Когда друг заводил свои лекции по литературе, Эйлива это утомляло больше всего – слушать его экспромты и остроумные ответы ему было гораздо веселее. И сейчас, когда они вдвоем сидели на одном камне чуть ниже хутора по склону, он пресек эту лавину, которую обрушил на него Лауси, заявив, что в следующее воскресенье собирается в Сугробную косу в церковь. Лицо Сигюрлауса приняло выражение, какое бывает у профессора, которого потревожили среди лекции, но все же он быстро сориентировался и торопливо проговорил:

– В церковь? А кто мессу служить будет? Пастора прислали?

– Нет, но приехал один человек…

– Человек?

– Да, и он будет анонсировать…

– Американский агент, что ли? Ты на американскую мессу собираешься. Вот это я понимаю, вот это вера: они рай обещают прямо на земле!
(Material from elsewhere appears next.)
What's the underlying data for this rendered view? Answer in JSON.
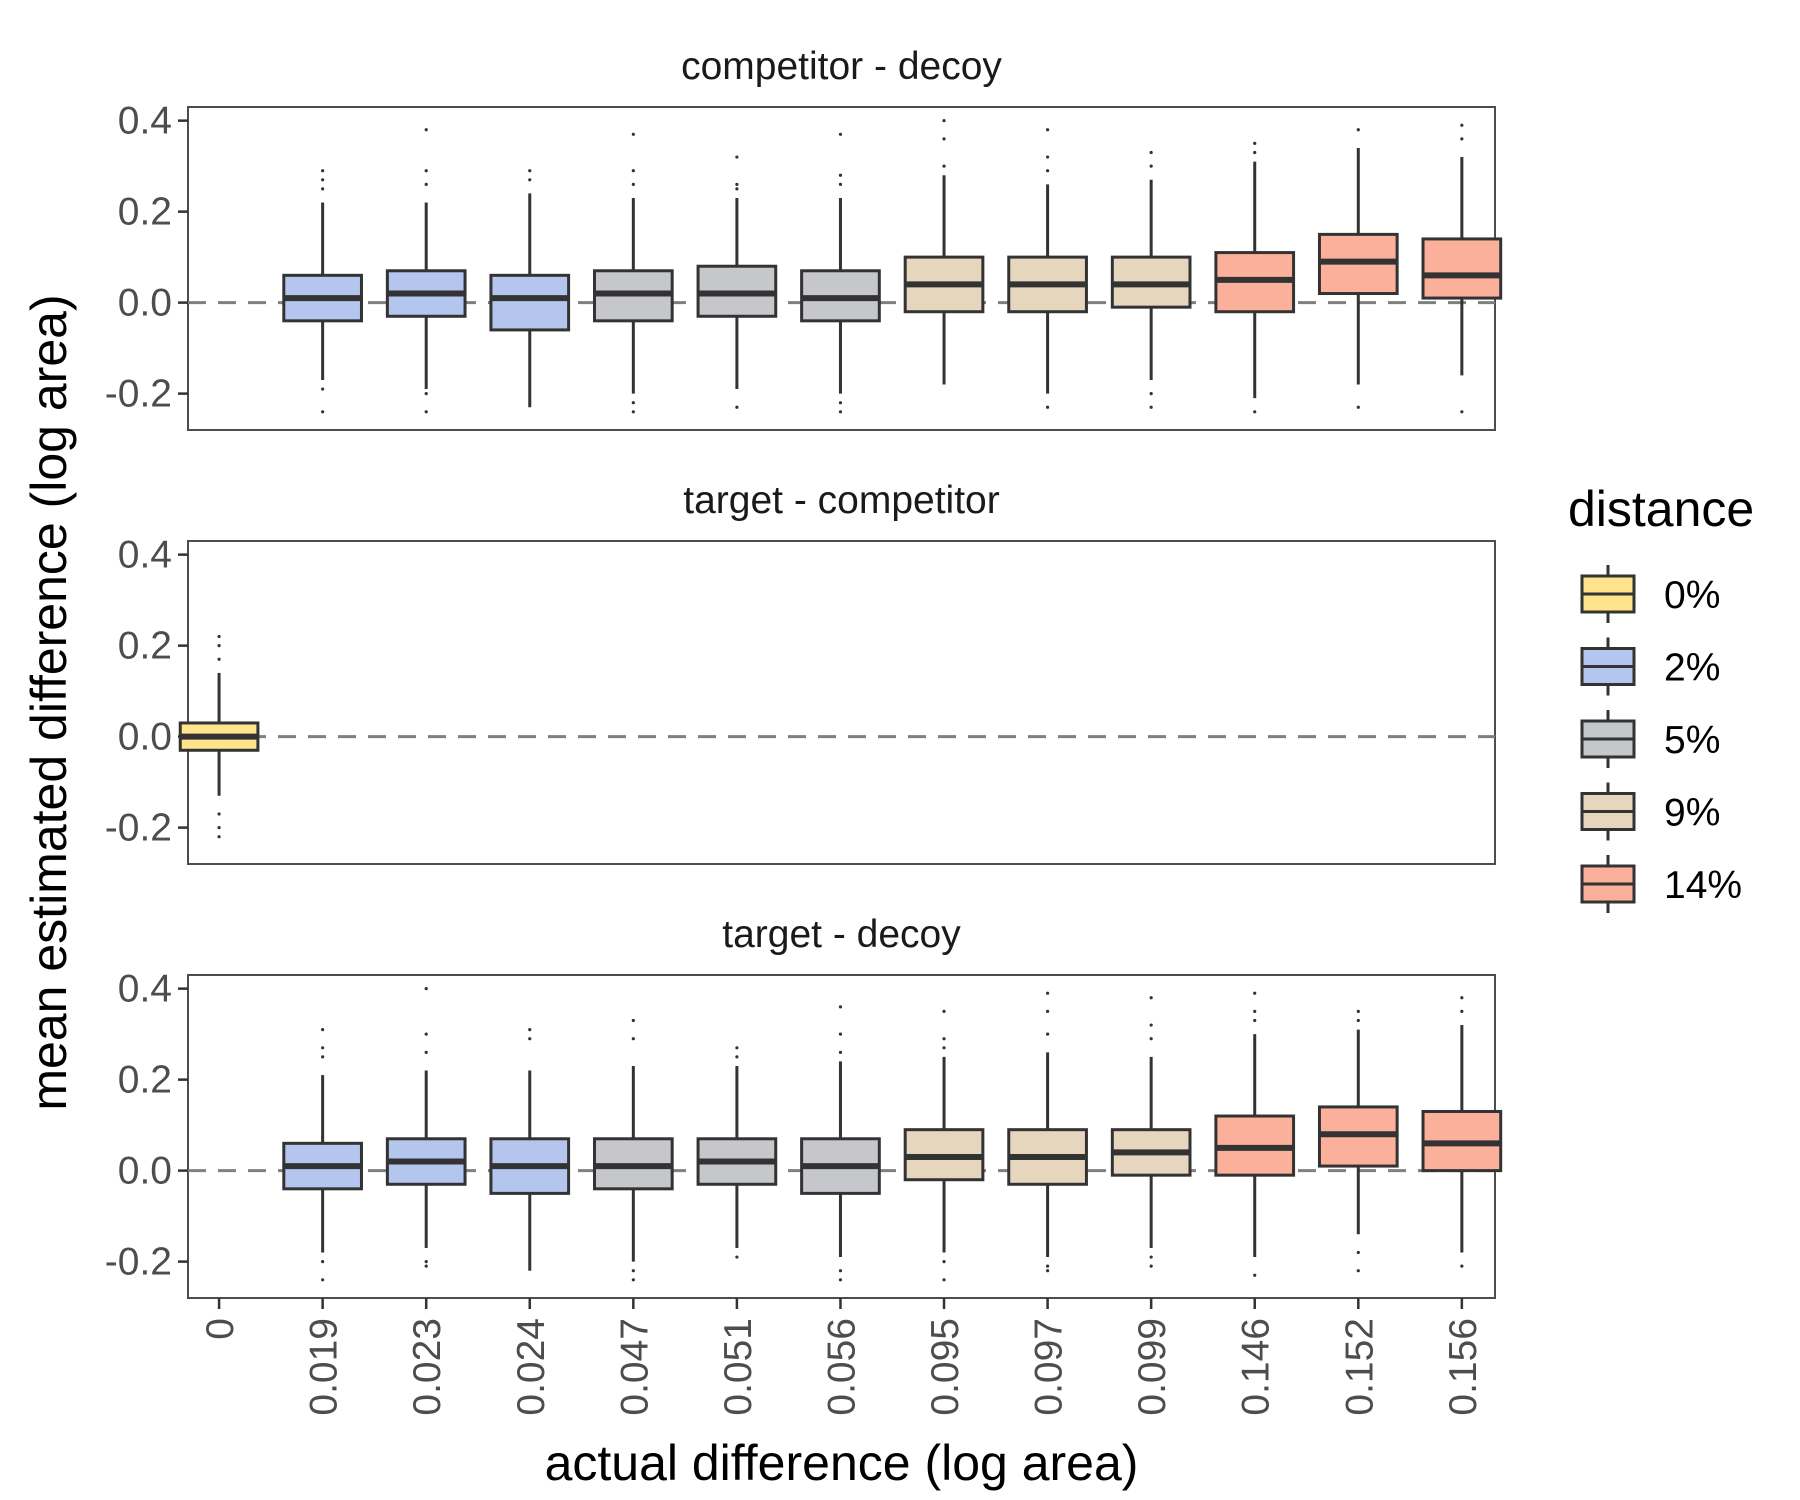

Там, куда можно доплыть на корабле. Хотя непонятно, отчего церковники в свой собственный дом конкурентов впускают, или они позволяют этим проповедникам использовать церкви для оттягивания прихожан из приходов?

– Просто для меня здесь никакого будущего нет. Для меня с мальчиком.

– Ты его с собой возьмешь?

– Да. А ты хотел его оставить себе?

– Я больше всего хотел бы оставить вас обоих. Ты уверен, что…

– Я как раз над этим думаю… нет, возьму его с собой. Прежде всего, это делается ради него.

Тут воцарилось молчание – сказавшее гораздо больше, чем они наговорили до того, вобравшее в себя все многолетнее общение этих добрых приятелей. Молчание это дало им рассмотреть себя в свете текущего момента, похвалить и превознести – подобно двоим ученым, которые склонились над пылающим камешком, заключенным под стекло, и постанывают от изумления. Сейчас они получили передышку для того, чтобы поблагодарить друг друга за дружбу и поддержку в нелегкой жизни в этом фьорде, – и это дорогого стоило: такое молчаливое общение равнялось десяти тысячам куч всяческого богачества; в своем сердце они ощущали блаженство, благодарность и любовь друг к другу – но держали это все при себе: ведь если не отпускать это от себя, то проживешь дольше; и вдобавок это молчание было такого рода, что выражало все лучше, чем мог бы сам человек.